Given two lists A and B, and B is an anagram of A. B is an anagram of A means B is made by randomizing the order of the elements in A.
We want to find an index mapping P, from A to B. A mapping P[i] = j means the ith element in A appears in B at index j.
These lists A and B may contain duplicates.
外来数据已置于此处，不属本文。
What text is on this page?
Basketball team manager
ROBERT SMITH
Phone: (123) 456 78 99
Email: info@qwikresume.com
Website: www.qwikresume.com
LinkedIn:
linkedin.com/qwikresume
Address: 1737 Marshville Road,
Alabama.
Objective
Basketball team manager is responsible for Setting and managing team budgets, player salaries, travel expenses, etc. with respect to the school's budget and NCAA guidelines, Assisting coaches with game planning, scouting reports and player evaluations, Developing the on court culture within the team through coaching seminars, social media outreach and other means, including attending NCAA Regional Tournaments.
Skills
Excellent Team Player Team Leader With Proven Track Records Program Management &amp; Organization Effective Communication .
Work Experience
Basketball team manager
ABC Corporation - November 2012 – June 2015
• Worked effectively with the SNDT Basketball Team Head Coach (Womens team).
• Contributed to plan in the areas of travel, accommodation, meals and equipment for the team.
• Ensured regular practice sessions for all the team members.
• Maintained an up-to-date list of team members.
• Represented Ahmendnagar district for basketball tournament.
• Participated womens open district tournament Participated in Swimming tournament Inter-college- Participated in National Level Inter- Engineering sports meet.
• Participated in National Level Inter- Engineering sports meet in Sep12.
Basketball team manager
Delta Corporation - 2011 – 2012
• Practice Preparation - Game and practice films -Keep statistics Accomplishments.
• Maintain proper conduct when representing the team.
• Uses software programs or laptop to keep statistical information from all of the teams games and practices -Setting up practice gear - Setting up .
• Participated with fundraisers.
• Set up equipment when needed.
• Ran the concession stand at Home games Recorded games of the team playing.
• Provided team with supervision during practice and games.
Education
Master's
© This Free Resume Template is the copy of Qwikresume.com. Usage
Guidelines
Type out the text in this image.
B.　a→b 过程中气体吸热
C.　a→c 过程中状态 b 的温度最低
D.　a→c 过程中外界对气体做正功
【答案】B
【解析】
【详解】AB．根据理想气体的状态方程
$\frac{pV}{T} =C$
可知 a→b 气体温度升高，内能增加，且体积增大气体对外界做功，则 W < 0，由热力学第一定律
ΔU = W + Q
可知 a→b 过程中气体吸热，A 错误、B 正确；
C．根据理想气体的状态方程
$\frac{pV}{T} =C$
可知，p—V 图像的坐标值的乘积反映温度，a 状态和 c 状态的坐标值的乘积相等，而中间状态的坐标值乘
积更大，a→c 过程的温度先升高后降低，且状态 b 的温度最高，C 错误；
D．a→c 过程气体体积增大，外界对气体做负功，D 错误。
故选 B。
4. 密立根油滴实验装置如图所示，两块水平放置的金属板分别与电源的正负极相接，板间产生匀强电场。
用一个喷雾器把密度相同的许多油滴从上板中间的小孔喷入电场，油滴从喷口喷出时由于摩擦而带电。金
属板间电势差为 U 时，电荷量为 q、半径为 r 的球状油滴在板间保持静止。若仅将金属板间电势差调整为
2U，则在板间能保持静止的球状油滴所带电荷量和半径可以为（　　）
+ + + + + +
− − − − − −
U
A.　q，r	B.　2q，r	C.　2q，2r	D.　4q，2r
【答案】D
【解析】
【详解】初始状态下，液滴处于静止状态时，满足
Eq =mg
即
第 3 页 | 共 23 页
If there are multiple answers, output any of them.
For example, given
A = [12, 28, 46, 32, 50]
B = [50, 12, 32, 46, 28]
We should return
[1, 4, 3, 2, 0]
as P[0] = 1 because the 0th element of A appears at B[1], and P[1] = 4 because the 1st element of A appears at B[4], and so on.
Note:
- A, B have equal lengths in range [1, 100].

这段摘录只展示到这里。